Imagine if you were to read the Bible just to read it. You are not preparing for a sermon or a Bible study. You are not trying to figure out the meaning of some difficult theological question. You are not even trying to read it devotionally. You are just reading it like you would a epic novel, where you allow the story to take over and let your imagination be shaped by that story.
Then after reading it through—yes all the way through—imagine that you tell a friend about it. Now this person is not a Christian and has only been observed churches from the fringe. But she has read her fair share of novels. She does not ask the normal kinds of questions that we church people might ask. Instead she just simply asks, "What makes the story work?" She's intrigued as to how such a long book could keep anyone's interest.
Your immediate response is "God." This answer might even surprise you at first because it's so simple but yet so true. He is the one who creates. He calls Abraham. He hears the cries of the of the Isrealite slaves and sends Moses. He anoints David. He sends prophets. He confronts. He loves. He sacrifices. Then Jesus comes. Jesus reveals God. Jesus heals. Jesus dies. Jesus rises. Then the Spirit comes and fills the church. Jesus through the Spirit confronts Paul. The Spirit sends forth leaders to start new churches all over the place with all kinds of miracles. Then in the last book, Jesus returns and restores all of creation. This story is about God.
Then she asks, "What do you mean?" You say something like, "Well God's active presence with his people is what carries the entire story. It's that simple."

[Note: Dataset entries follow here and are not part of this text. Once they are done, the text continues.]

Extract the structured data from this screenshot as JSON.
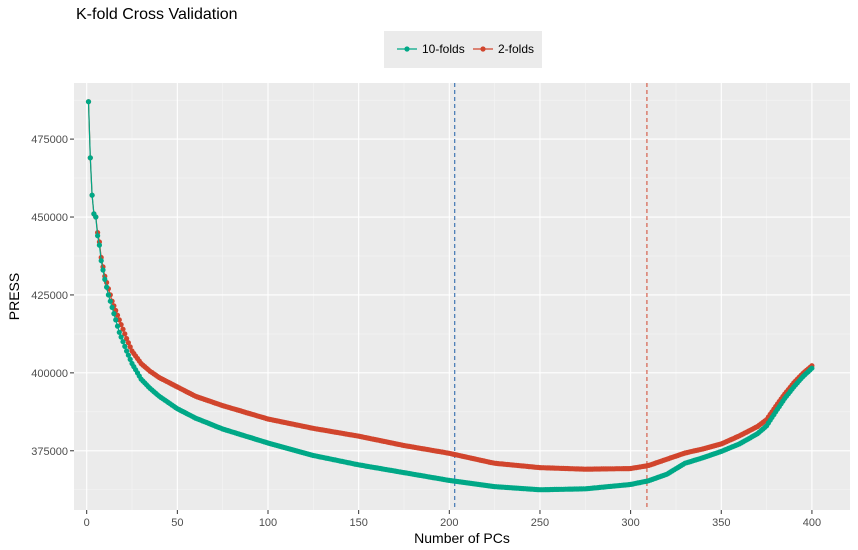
{
  "chart_data": {
    "type": "line",
    "title": "K-fold Cross Validation",
    "xlabel": "Number of PCs",
    "ylabel": "PRESS",
    "xlim": [
      -7,
      421
    ],
    "ylim": [
      356000,
      493000
    ],
    "x_ticks": [
      0,
      50,
      100,
      150,
      200,
      250,
      300,
      350,
      400
    ],
    "x_tick_labels": [
      "0",
      "50",
      "100",
      "150",
      "200",
      "250",
      "300",
      "350",
      "400"
    ],
    "y_ticks": [
      375000,
      400000,
      425000,
      450000,
      475000
    ],
    "y_tick_labels": [
      "375000",
      "400000",
      "425000",
      "450000",
      "475000"
    ],
    "grid": true,
    "legend_position": "top",
    "series": [
      {
        "name": "10-folds",
        "color": "#00a887",
        "x": [
          1,
          2,
          3,
          4,
          5,
          6,
          7,
          8,
          9,
          10,
          12,
          14,
          16,
          18,
          20,
          22,
          25,
          30,
          35,
          40,
          50,
          60,
          75,
          100,
          125,
          150,
          175,
          200,
          225,
          250,
          275,
          300,
          310,
          320,
          330,
          340,
          350,
          360,
          370,
          375,
          380,
          385,
          390,
          395,
          400
        ],
        "y": [
          487000,
          469000,
          457000,
          451000,
          450000,
          444000,
          441000,
          436000,
          433000,
          430000,
          425000,
          421000,
          417000,
          413000,
          410000,
          407000,
          403000,
          398000,
          395000,
          392500,
          388500,
          385500,
          382000,
          377500,
          373500,
          370500,
          368000,
          365500,
          363500,
          362500,
          362800,
          364200,
          365400,
          367500,
          371000,
          372800,
          374800,
          377200,
          380500,
          383000,
          387500,
          391800,
          395500,
          398800,
          401500
        ]
      },
      {
        "name": "2-folds",
        "color": "#d1452d",
        "x": [
          1,
          2,
          3,
          4,
          5,
          6,
          7,
          8,
          9,
          10,
          12,
          14,
          16,
          18,
          20,
          22,
          25,
          30,
          35,
          40,
          50,
          60,
          75,
          100,
          125,
          150,
          175,
          200,
          225,
          250,
          275,
          300,
          310,
          320,
          330,
          340,
          350,
          360,
          370,
          375,
          380,
          385,
          390,
          395,
          400
        ],
        "y": [
          487000,
          469000,
          457000,
          451000,
          450000,
          445000,
          442000,
          437000,
          434000,
          431000,
          427000,
          423000,
          420000,
          417000,
          414000,
          411000,
          407000,
          403000,
          400500,
          398500,
          395500,
          392500,
          389500,
          385200,
          382200,
          379700,
          376700,
          374200,
          371000,
          369600,
          369100,
          369300,
          370300,
          372300,
          374300,
          375600,
          377200,
          379800,
          382800,
          385000,
          389200,
          393200,
          396800,
          399800,
          402300
        ]
      }
    ],
    "vlines": [
      {
        "x": 203,
        "color": "#1f5fa8"
      },
      {
        "x": 309,
        "color": "#d1452d"
      }
    ]
  }
}
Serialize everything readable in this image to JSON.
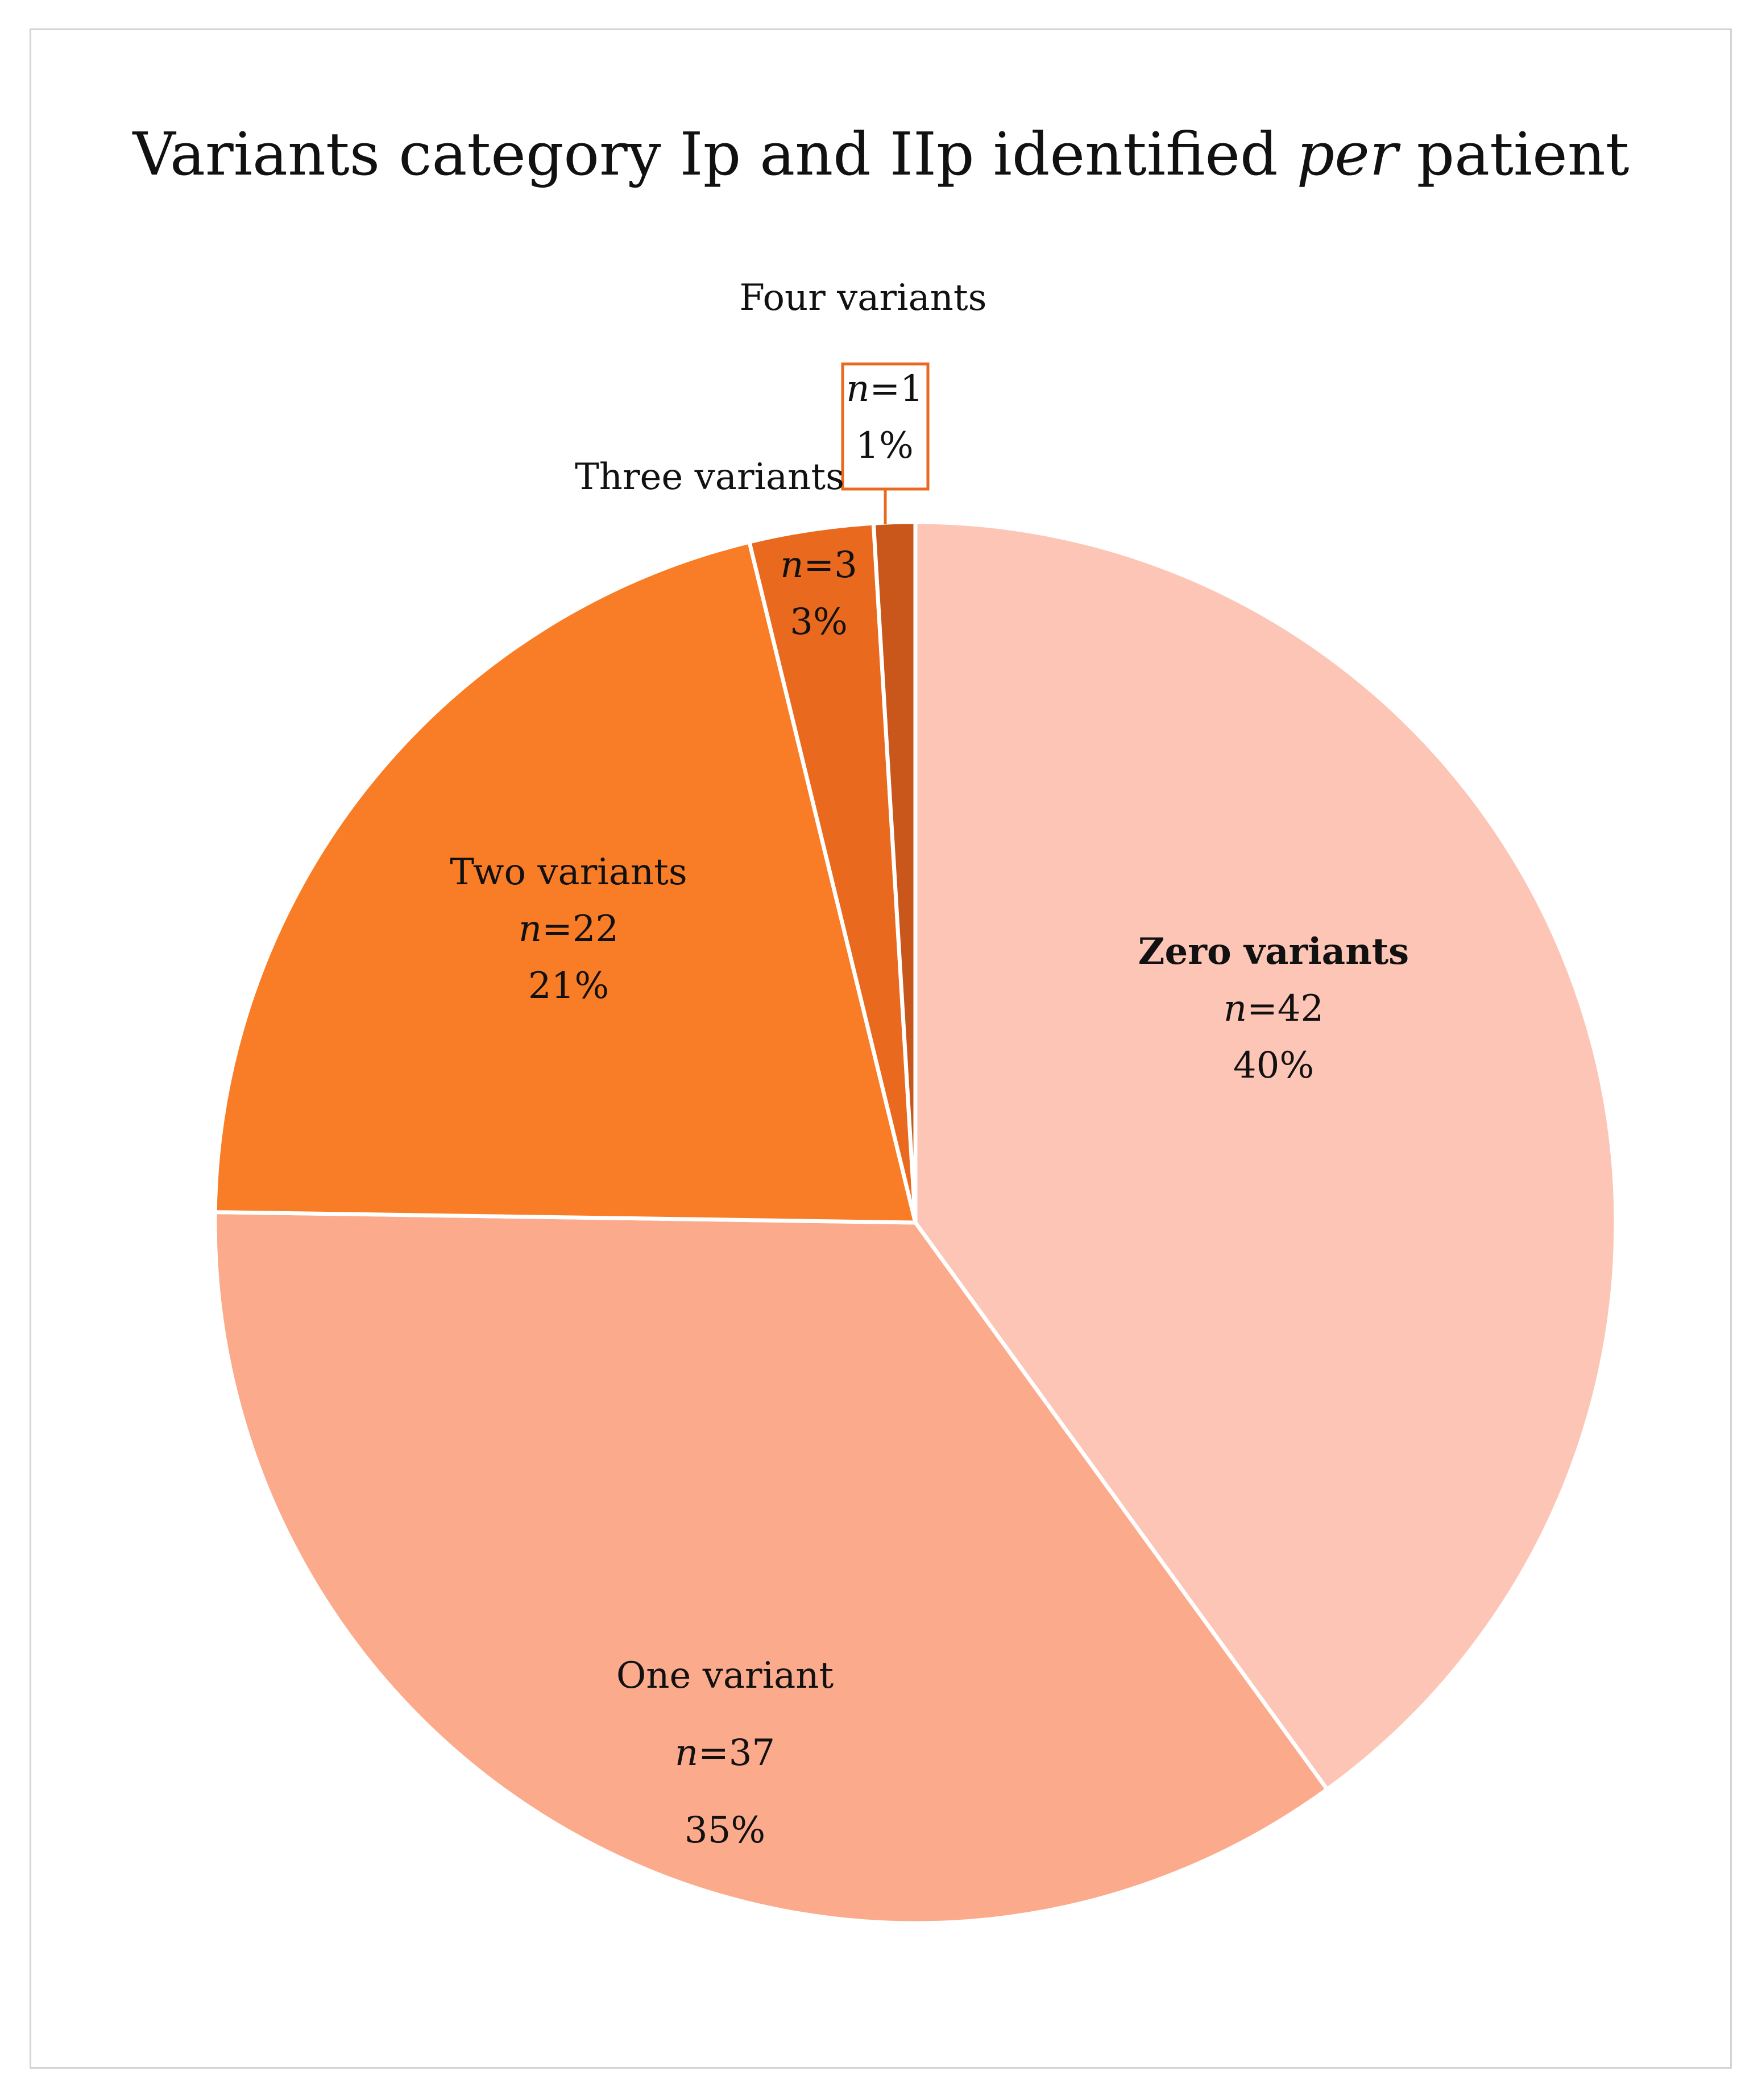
{
  "chart_data": {
    "type": "pie",
    "title": "Variants category Ip and IIp identified per patient",
    "title_parts": {
      "before": "Variants category Ip and IIp identified ",
      "italic": "per",
      "after": " patient"
    },
    "n_prefix": "n",
    "slices": [
      {
        "name": "Zero variants",
        "n": 42,
        "percent": "40%",
        "color": "#fdc5b5",
        "bold": true
      },
      {
        "name": "One variant",
        "n": 37,
        "percent": "35%",
        "color": "#fbaa8b",
        "bold": false
      },
      {
        "name": "Two variants",
        "n": 22,
        "percent": "21%",
        "color": "#f97c27",
        "bold": false
      },
      {
        "name": "Three variants",
        "n": 3,
        "percent": "3%",
        "color": "#e9691f",
        "bold": false
      },
      {
        "name": "Four variants",
        "n": 1,
        "percent": "1%",
        "color": "#c9561a",
        "bold": false
      }
    ],
    "start": "12 o'clock",
    "direction": "clockwise",
    "legend": "none",
    "callout_color": "#e9691f"
  }
}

She flippantly ask, "If that's true about the Bible, is it true about God's people today?"
How do you respond to her?
We have our Bible studies. We have our DVD curriculum. We have our nice meetings where we gather in homes and we share conversations with one another. We have our "good advice" sessions where we try to help each other through tough times. We even have our worship song time in our groups.
But should any of these things "mark" us as God's people? We have nice groups. We know how to do that. No doubt. But we need groups that experience the active presence of God, where we know his love, his leading and his shaping. Jesus is the center of life, the one through whom we relate to one another.
Why don't we hear more about this in our small group literature and training?
Now we have missional communities who gather around a action or a cause. Good yes! But is the cause, the social action, the intentional outreach that which should mark missional communities as God's people?
If we are going to move our groups beyond simply connecting people so we can close the back door, we need a cause that's bigger than us, but even more we need to know God's presence. God is the one on mission. He is the one who is actively redeeming creation. If we don't know God's presence, then how can we get involved in HIS mission?